A new book by MIT Professor Andrew Lo brings forward a theory on market dynamics called the adaptive markets hypothesis. Lo suggests this theory adapts thinking from the efficient market hypothesis (EMH) and reconciles the EMH with the reality of markets and human behavior. I had the pleasure of interviewing Professor Lo last week on our “Behind the Markets” podcast with Wharton Professor Jeremy Siegel.
Lo also used to be a Wharton professor, and Professor Siegel recalled fond memories of Lo’s early days at Wharton. Siegel also clearly had an impact on Lo, and Lo’s adaptive markets hypothesis takes some root in consideration of Siegel’s Stocks for the Long Run. While Lo believes stocks are good investments over the long run, the human tendency to panic in the short run makes sticking with stocks long term difficult. This is a challenge for Lo, who sees the market as having efficiencies that make it tough to systematically outperform but also leave it vulnerable to episodes in which fear and greed rotate with some irrational behavior.
One formula Lo used in writing about the adaptive markets hypothesis, according to his publisher: “Every formula in the book would yield readership that would be divided by 2.” So while his new book has a good amount of length, Lo wrote it to appeal also to a broader, nontechnical audience.
The EMH Democratized Finance but Brought New Risks
Lo discussed how the EMH ushered in the trend toward low-cost passive indexing and was a beneficial move away from actively trying to pick winners and losers. We had an extended conversation on the adaptive markets hypothesis’ implications for passive investing and whether too much was passively invested. The short answer from Lo: Not yet. But he does believe the trend toward passive investing is bringing about new systematic risks and liquidity risks and herding in markets so that when everyone wants to get out, the rush to exit will be a problem.
Managing Risks of Passive
Lo believes there is a false dichotomy in the market that active investing entails managing risk but passive investing implies no risk management.

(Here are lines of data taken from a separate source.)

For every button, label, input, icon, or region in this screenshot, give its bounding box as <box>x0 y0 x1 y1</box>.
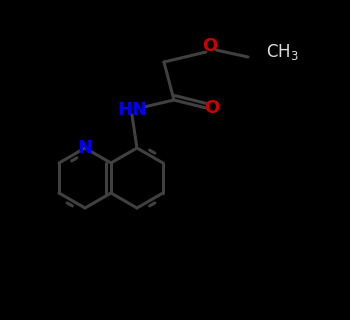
Text: O: O <box>204 99 219 117</box>
Text: N: N <box>77 139 92 157</box>
Text: HN: HN <box>117 101 147 119</box>
Text: O: O <box>202 37 218 55</box>
Text: CH$_3$: CH$_3$ <box>266 42 299 62</box>
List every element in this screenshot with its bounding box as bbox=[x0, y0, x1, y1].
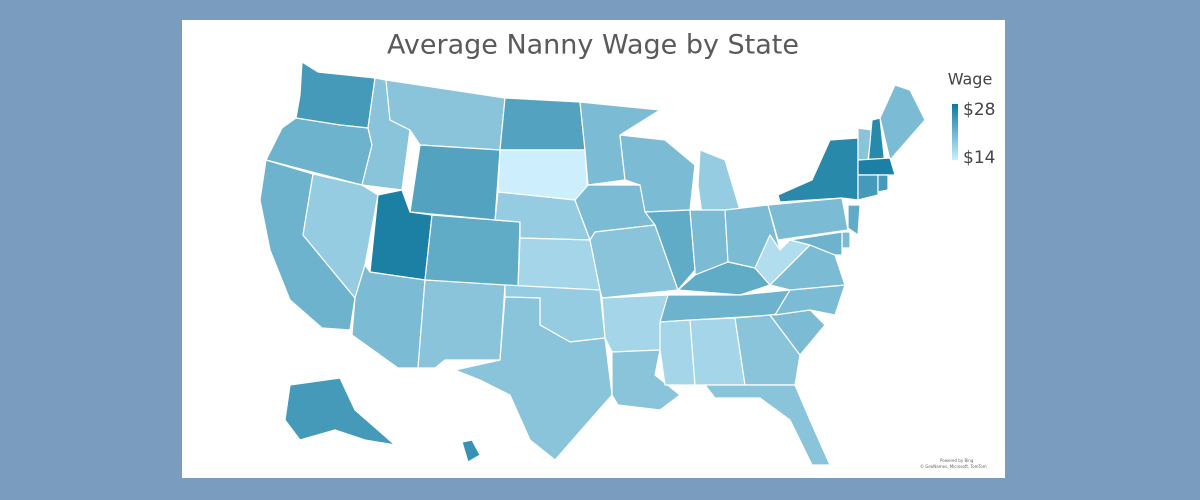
state bbox=[704, 384, 831, 466]
state bbox=[517, 237, 601, 291]
state bbox=[424, 214, 521, 289]
state bbox=[497, 149, 589, 201]
state bbox=[879, 84, 926, 161]
state bbox=[789, 231, 843, 256]
state bbox=[841, 231, 851, 249]
state bbox=[409, 144, 501, 221]
state bbox=[644, 209, 696, 291]
state bbox=[767, 197, 849, 241]
state bbox=[877, 174, 889, 193]
state bbox=[857, 174, 879, 201]
legend-gradient bbox=[952, 104, 958, 160]
state bbox=[417, 279, 506, 369]
state bbox=[857, 157, 896, 176]
state bbox=[611, 349, 681, 411]
state bbox=[454, 296, 613, 461]
chart-title: Average Nanny Wage by State bbox=[387, 30, 799, 61]
legend-title: Wage bbox=[948, 70, 993, 89]
state bbox=[601, 294, 669, 353]
state bbox=[499, 97, 586, 151]
state bbox=[774, 284, 846, 316]
state bbox=[461, 439, 481, 463]
attribution: Powered by Bing bbox=[940, 458, 974, 463]
state bbox=[734, 314, 801, 386]
attribution: © GeoNames, Microsoft, TomTom bbox=[920, 464, 987, 469]
state bbox=[659, 319, 696, 386]
legend-label: $28 bbox=[963, 100, 995, 120]
state bbox=[284, 377, 396, 446]
state bbox=[847, 204, 861, 236]
legend-label: $14 bbox=[963, 148, 995, 168]
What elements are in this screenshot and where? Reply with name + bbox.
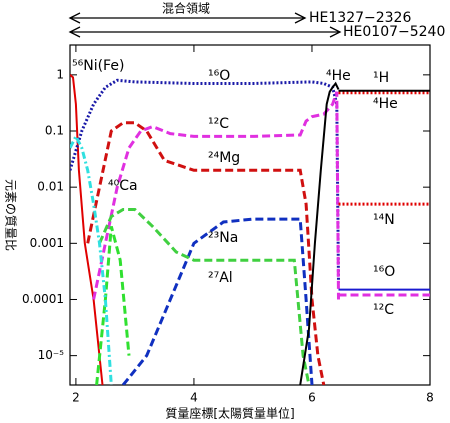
x-axis-label: 質量座標[太陽質量単位] bbox=[165, 406, 294, 421]
y-tick-label: 1 bbox=[56, 67, 64, 81]
y-tick-label: 0.01 bbox=[37, 180, 64, 194]
annotation: HE0107−5240 bbox=[343, 24, 445, 40]
arrow-head bbox=[329, 26, 342, 38]
series-label: ⁴He bbox=[326, 68, 351, 84]
series-label: ¹²C bbox=[373, 302, 394, 318]
series-line bbox=[70, 133, 113, 385]
series-label: ¹⁶O bbox=[373, 264, 395, 280]
series-group bbox=[70, 74, 430, 385]
y-tick-label: 0.0001 bbox=[22, 292, 64, 306]
annotation: 混合領域 bbox=[162, 1, 210, 16]
y-tick-label: 0.001 bbox=[30, 236, 64, 250]
series-label: ²³Na bbox=[208, 230, 238, 246]
series-label: ²⁷Al bbox=[208, 270, 233, 286]
series-label: ⁴He bbox=[373, 96, 398, 112]
y-tick-label: 0.1 bbox=[45, 124, 64, 138]
x-tick-label: 4 bbox=[190, 391, 198, 405]
series-line bbox=[98, 208, 311, 385]
series-label: ⁵⁶Ni(Fe) bbox=[72, 58, 124, 74]
series-line bbox=[299, 81, 340, 385]
series-label: ¹⁶O bbox=[208, 68, 230, 84]
x-tick-label: 2 bbox=[72, 391, 80, 405]
series-label: ⁴⁰Ca bbox=[108, 178, 138, 194]
arrow-head bbox=[68, 12, 81, 24]
x-tick-label: 6 bbox=[308, 391, 316, 405]
series-label: ¹⁴N bbox=[373, 212, 395, 228]
arrow-head bbox=[294, 12, 307, 24]
series-label: ¹²C bbox=[208, 116, 229, 132]
series-label: ²⁴Mg bbox=[208, 150, 240, 166]
y-axis-label: 元素の質量比 bbox=[4, 179, 19, 251]
series-line bbox=[95, 226, 131, 385]
annotation: HE1327−2326 bbox=[309, 10, 411, 26]
y-tick-label: 10⁻⁵ bbox=[38, 348, 65, 362]
span-arrows bbox=[68, 12, 342, 38]
series-line bbox=[121, 217, 314, 385]
plot-frame bbox=[69, 44, 431, 386]
series-line bbox=[92, 91, 340, 300]
arrow-head bbox=[68, 26, 81, 38]
series-line bbox=[86, 121, 326, 385]
series-label: ¹H bbox=[373, 70, 389, 86]
x-tick-label: 8 bbox=[426, 391, 434, 405]
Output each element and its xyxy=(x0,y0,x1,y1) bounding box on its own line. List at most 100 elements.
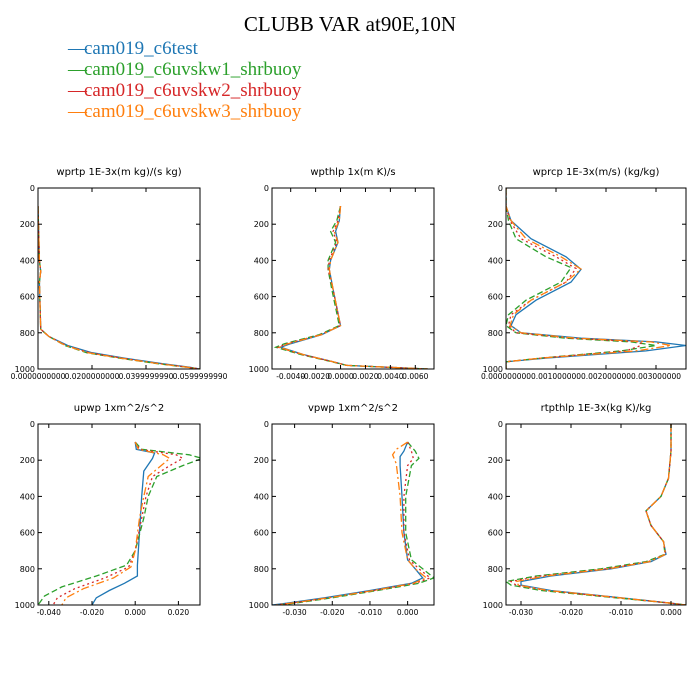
y-tick-label: 200 xyxy=(254,456,269,465)
x-tick-label: 0.020 xyxy=(168,608,190,617)
y-tick-label: 1000 xyxy=(15,601,35,610)
plot-frame xyxy=(505,423,687,606)
y-tick-label: 800 xyxy=(488,329,503,338)
y-tick-label: 200 xyxy=(488,456,503,465)
x-tick-label: -0.0020 xyxy=(301,372,330,381)
y-tick-label: 600 xyxy=(254,529,269,538)
y-tick-label: 200 xyxy=(20,220,35,229)
x-tick-label: -0.020 xyxy=(80,608,104,617)
panel-title: wprtp 1E-3x(m kg)/(s kg) xyxy=(56,167,181,178)
plot-frame xyxy=(505,187,687,370)
series-line xyxy=(61,441,171,605)
panel-title: wpthlp 1x(m K)/s xyxy=(310,167,395,178)
legend-label: cam019_c6uvskw3_shrbuoy xyxy=(84,101,302,122)
x-tick-label: -0.030 xyxy=(283,608,307,617)
x-tick-label: -0.030 xyxy=(509,608,533,617)
y-tick-label: 0 xyxy=(30,420,35,429)
x-tick-label: 0.0399999990 xyxy=(119,372,174,381)
x-tick-label: 0.000 xyxy=(397,608,419,617)
y-tick-label: 1000 xyxy=(483,365,503,374)
y-tick-label: 800 xyxy=(20,329,35,338)
y-tick-label: 200 xyxy=(254,220,269,229)
y-tick-label: 1000 xyxy=(15,365,35,374)
y-tick-label: 0 xyxy=(498,420,503,429)
legend-item: —cam019_c6uvskw1_shrbuoy xyxy=(68,59,388,80)
x-tick-label: 0.000 xyxy=(124,608,146,617)
x-tick-label: 0.0200000000 xyxy=(65,372,120,381)
y-tick-label: 600 xyxy=(488,293,503,302)
plot-frame xyxy=(37,187,201,370)
panel: wpthlp 1x(m K)/s 0 200 400 600 800 1000 -0.0040… xyxy=(249,167,435,381)
y-tick-label: 600 xyxy=(20,293,35,302)
panel-title: rtpthlp 1E-3x(kg K)/kg xyxy=(541,403,652,414)
series-line xyxy=(520,424,686,605)
series-line xyxy=(38,206,200,369)
x-tick-label: 0.0000000000 xyxy=(11,372,66,381)
series-line xyxy=(278,206,428,369)
y-tick-label: 1000 xyxy=(249,601,269,610)
plot-frame xyxy=(271,423,435,606)
series-line xyxy=(275,441,432,605)
panel: rtpthlp 1E-3x(kg K)/kg02004006008001000-… xyxy=(483,403,687,617)
x-tick-label: 0.0000 xyxy=(327,372,353,381)
x-tick-label: 0.000 xyxy=(660,608,682,617)
y-tick-label: 400 xyxy=(254,492,269,501)
x-tick-label: -0.040 xyxy=(37,608,61,617)
y-tick-label: 800 xyxy=(254,329,269,338)
series-line xyxy=(273,205,428,369)
plot-frame xyxy=(271,187,435,370)
y-tick-label: 0 xyxy=(498,184,503,193)
x-tick-label: 0.002000000 xyxy=(581,372,631,381)
series-line xyxy=(506,188,657,369)
series-line xyxy=(514,424,686,605)
panel-title: wprcp 1E-3x(m/s) (kg/kg) xyxy=(533,167,660,178)
y-tick-label: 600 xyxy=(254,293,269,302)
series-line xyxy=(506,188,642,369)
panel-title: vpwp 1xm^2/s^2 xyxy=(308,403,398,414)
y-tick-label: 800 xyxy=(488,565,503,574)
y-tick-label: 400 xyxy=(488,256,503,265)
plot-frame xyxy=(37,423,201,606)
legend-label: cam019_c6uvskw2_shrbuoy xyxy=(84,80,302,101)
legend-item: —cam019_c6test xyxy=(68,38,388,59)
series-line xyxy=(38,441,200,605)
legend-item: —cam019_c6uvskw3_shrbuoy xyxy=(68,101,388,122)
series-line xyxy=(277,206,428,369)
y-tick-label: 400 xyxy=(254,256,269,265)
y-tick-label: 200 xyxy=(20,456,35,465)
x-tick-label: -0.010 xyxy=(609,608,633,617)
panel-title: upwp 1xm^2/s^2 xyxy=(74,403,164,414)
legend-item: —cam019_c6uvskw2_shrbuoy xyxy=(68,80,388,101)
legend-label: cam019_c6uvskw1_shrbuoy xyxy=(84,59,302,80)
x-tick-label: -0.020 xyxy=(559,608,583,617)
y-tick-label: 400 xyxy=(488,492,503,501)
y-tick-label: 1000 xyxy=(483,601,503,610)
figure-title: CLUBB VAR at90E,10N xyxy=(243,12,457,36)
y-tick-label: 0 xyxy=(30,184,35,193)
series-line xyxy=(91,442,156,605)
panel: upwp 1xm^2/s^2 0 200 400 600 800 1000-0.040 -0.… xyxy=(15,403,201,617)
series-line xyxy=(275,441,428,605)
x-tick-label: -0.010 xyxy=(358,608,382,617)
x-tick-label: 0.0040 xyxy=(377,372,403,381)
y-tick-label: 200 xyxy=(488,220,503,229)
series-line xyxy=(52,441,185,605)
panel: wprcp 1E-3x(m/s) (kg/kg) 0 200 400 600 800 100… xyxy=(481,167,687,381)
y-tick-label: 400 xyxy=(20,256,35,265)
x-tick-label: 0.0020 xyxy=(352,372,378,381)
y-tick-label: 400 xyxy=(20,492,35,501)
x-tick-label: -0.0040 xyxy=(276,372,305,381)
y-tick-label: 600 xyxy=(20,529,35,538)
series-line xyxy=(272,441,424,605)
y-tick-label: 600 xyxy=(488,529,503,538)
panel: wprtp 1E-3x(m kg)/(s kg) 0 200 400 600 800 100… xyxy=(11,167,228,381)
x-tick-label: 0.0599999990 xyxy=(173,372,228,381)
y-tick-label: 0 xyxy=(264,420,269,429)
series-line xyxy=(506,188,672,369)
y-tick-label: 800 xyxy=(20,565,35,574)
y-tick-label: 0 xyxy=(264,184,269,193)
series-line xyxy=(279,441,434,605)
y-tick-label: 1000 xyxy=(249,365,269,374)
x-tick-label: -0.020 xyxy=(320,608,344,617)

He talked about the invention of the first index fund, which originally was going to be equally weighted but due to the complexities of technology involved too many trading challenges for rebalancing.
Market cap weighting, which involved much less turnover, was easier to manage and suitable for the technology of the time. This happened to coincide with the theory of the EMH that supported the “optimality” of cap weighting, if one believed in the EMH, but Lo emphasized how important technology capabilities restrained other forms of indexing at the time and how different the marketplace is today.
Lo believes investors need to consider how they scale up and scale down their market risk, perhaps with a volatility targeting approach. While Lo believes it is hard to forecast future returns, he does think one can forecast volatility. He is also a student and follower of technical analysis rules and believes a dynamic indexing approach can help cut off market risk levels. On the podcast, we had an extended discussion about volatility that is worth listening to if you want to hear what factors are driving current low volatility and how sustainable these low levels of volatility are.
Biggest Obstacle for Investors Achieving Good Returns
Lo believes one of the biggest challenges for investors is simply human behavior and the tendency to freak out when markets inevitably fall. While investors would do well to stick with Professor Siegel’s mantra in Stocks for the Long Run, unfortunately, too many panic, exit the markets and never get back in. Lo’s work is trying to help people with more automated solutions to these episodes of market volatility.
Using Financial Engineering for Good
In the concluding segment of our conversation on the podcast, I asked Professor Lo about the closing section of his book, which covers how he thinks financial engineering can be applied to find a cure for cancer. This is a personal mission for Lo as his mother and friends have battled cancer, and he wondered how he could help as a financial economist. Lo found a real bottleneck in funding for cancer drug development and the high costs involved with researching drugs that have miniscule odds of successful development. Lo is looking for new ways to structure portfolio investments and funding for therapies to “get multiple shots on goal” and diversify risks of any single drug not panning out.
Lo wants to show the world that finance can help do a lot of good—it does not have to be a zero-sum game. The discussion on the podcast was a great one, and his book, Adaptive Markets: Financial Evolution at the Speed of Thought, provides plenty of stimulus for thinking about the markets in a fresh way.